Understanding the ss() and tf2ss() functions and their differences

Question

Following this question, I am trying to comprehend the functionality of MATLAB's ss() and tf2ss() functions and their differences. Consider the code below:

Kf = 0.2;   
J = 0.02; 

h2 = tf(1, [J Kf]);

dcm1 = ss(h2);
dcm2 = tf2ss(h2.Numerator{1}, h2.Denominator{1}); 

partially copied from here. Now I expect the dcm1 and dcm2 to be identical but here is what I get:

>> dcm1

dcm1 =
 
  A = 
        x1
   x1  -10
 
  B = 
       u1
   x1   8
 
  C = 
         x1
   y1  6.25
 
  D = 
       u1
   y1   0
 
Continuous-time state-space model.

>> dcm2

dcm2 =

   -10

I would appreciate it if you could help me understand why am I getting two different results? how I can have identical results using the tf2ss() function? In other words, I want to create a dcm2 which is identical to dcm1 but using the tf2ss() function.

Answer 1

ss returns a state-space system, similar to tf they both return continuous systems in ss and tf representation respectively.

ss2tf returns the A, B, C, D matrices which are the result of converting the transfer function tf into its state-space representation.

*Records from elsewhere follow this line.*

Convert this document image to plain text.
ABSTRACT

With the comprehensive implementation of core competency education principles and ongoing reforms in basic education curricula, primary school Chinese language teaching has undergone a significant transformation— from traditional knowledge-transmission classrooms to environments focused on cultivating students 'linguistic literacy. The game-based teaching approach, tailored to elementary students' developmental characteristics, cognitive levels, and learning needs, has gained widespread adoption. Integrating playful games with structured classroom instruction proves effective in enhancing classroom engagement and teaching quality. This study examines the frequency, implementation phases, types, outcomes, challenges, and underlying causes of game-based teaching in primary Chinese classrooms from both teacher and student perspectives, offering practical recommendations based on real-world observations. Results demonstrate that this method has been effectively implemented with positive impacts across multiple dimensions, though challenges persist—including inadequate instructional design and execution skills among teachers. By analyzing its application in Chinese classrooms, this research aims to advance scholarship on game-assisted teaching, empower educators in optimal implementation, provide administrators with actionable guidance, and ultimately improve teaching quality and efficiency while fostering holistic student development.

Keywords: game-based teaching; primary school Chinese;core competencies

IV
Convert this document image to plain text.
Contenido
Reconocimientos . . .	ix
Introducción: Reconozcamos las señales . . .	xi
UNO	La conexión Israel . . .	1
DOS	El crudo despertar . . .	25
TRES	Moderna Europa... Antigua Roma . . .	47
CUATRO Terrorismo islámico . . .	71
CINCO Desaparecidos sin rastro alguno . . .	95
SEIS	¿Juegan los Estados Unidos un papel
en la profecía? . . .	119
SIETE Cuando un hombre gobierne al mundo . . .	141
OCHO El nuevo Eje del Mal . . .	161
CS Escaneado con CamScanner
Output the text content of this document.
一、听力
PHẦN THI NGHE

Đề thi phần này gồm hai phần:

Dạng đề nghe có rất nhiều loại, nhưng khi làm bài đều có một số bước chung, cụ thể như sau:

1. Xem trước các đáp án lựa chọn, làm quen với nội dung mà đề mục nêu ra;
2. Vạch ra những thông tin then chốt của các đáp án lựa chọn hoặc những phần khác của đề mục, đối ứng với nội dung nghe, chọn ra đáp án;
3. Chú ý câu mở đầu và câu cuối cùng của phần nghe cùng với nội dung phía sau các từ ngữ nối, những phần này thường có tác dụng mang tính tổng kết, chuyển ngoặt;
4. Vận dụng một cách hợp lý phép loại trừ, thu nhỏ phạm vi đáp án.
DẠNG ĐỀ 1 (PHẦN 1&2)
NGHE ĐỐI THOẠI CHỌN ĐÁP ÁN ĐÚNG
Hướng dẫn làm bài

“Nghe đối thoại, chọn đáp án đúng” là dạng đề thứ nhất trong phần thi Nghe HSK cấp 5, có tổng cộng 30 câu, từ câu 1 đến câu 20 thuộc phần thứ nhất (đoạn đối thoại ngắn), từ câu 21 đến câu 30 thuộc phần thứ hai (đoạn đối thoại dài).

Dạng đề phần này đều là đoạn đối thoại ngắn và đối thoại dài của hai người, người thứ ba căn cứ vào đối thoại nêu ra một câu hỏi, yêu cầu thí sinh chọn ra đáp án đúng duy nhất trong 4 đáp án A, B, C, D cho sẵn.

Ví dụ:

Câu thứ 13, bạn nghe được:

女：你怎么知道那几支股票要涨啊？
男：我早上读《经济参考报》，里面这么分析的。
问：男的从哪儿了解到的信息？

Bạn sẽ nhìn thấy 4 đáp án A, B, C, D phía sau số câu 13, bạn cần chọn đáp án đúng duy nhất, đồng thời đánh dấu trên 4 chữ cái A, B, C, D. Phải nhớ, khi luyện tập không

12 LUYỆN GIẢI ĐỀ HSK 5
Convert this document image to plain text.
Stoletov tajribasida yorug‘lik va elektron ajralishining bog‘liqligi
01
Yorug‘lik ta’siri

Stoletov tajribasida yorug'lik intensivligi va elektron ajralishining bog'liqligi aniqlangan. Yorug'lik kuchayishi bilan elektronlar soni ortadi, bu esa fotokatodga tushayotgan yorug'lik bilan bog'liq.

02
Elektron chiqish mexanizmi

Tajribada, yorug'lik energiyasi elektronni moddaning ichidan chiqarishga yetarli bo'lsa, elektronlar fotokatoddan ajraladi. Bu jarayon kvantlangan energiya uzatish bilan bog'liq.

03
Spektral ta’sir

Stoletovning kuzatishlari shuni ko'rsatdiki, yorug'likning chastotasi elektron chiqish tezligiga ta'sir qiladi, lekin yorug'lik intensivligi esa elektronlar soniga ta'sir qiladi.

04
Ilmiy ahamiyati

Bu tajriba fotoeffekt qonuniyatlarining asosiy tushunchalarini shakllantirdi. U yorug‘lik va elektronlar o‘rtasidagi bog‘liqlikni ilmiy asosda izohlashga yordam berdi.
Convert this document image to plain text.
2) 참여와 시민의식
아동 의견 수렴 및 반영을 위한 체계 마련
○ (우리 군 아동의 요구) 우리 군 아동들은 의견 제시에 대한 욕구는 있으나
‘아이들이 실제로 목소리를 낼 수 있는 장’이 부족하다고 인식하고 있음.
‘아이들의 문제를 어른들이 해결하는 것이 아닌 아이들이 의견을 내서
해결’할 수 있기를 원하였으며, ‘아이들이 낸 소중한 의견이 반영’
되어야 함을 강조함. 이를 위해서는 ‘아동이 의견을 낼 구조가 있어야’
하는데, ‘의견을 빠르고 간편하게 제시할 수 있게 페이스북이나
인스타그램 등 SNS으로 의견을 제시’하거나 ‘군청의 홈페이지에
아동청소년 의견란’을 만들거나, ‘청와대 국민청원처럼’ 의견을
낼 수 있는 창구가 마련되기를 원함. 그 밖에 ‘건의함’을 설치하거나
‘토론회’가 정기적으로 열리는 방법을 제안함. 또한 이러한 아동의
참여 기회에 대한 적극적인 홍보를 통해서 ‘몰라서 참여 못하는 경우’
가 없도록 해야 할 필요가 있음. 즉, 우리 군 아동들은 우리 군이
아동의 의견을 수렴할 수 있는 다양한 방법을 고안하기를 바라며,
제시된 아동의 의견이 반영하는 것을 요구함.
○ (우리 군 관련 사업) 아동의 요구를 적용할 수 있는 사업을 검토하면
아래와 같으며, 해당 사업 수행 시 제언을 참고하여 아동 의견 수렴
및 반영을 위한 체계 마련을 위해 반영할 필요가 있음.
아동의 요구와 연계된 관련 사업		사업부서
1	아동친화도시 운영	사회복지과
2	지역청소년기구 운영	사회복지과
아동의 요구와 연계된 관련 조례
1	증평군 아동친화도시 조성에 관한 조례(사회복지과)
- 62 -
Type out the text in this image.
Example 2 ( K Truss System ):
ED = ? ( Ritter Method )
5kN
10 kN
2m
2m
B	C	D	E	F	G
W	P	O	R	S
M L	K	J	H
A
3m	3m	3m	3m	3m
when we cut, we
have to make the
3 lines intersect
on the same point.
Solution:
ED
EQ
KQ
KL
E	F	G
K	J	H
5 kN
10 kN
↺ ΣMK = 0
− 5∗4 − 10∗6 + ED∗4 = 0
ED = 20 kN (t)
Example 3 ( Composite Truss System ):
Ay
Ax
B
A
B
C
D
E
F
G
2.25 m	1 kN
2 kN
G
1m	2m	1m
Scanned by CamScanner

There's one caveat though, the state-space representation of a transfer function is not unique. It seems like Matlab uses two different algorithms for ss and tf2ss. You can verify that both systems return the same transfer function:

Kf = 0.2;   
J = 0.02; 

h2 = tf(1, [J Kf]);

dcm1 = ss(h2);
[A, B, C, D] = tf2ss(h2.Numerator{1}, h2.Denominator{1}); 

dcm1 =

  A = 
        x1
   x1  -10
 
  B = 
       u1
   x1   8
 
  C = 
         x1
   y1  6.25
 
  D = 
       u1
   y1   0

[A, B, C, D]

A = -10
B = 1
C = 50
D = 0

Now let's compare transfer functions:

[b, a] = ss2tf(A, B, C, D)
% yields
b = [0 50]
a = [1 10]

[b, a] = ss2tf(dcm1.a, dcm1.b, dcm1.c, dcm1.d)
% yields
b = [0 50]
a = [1 10]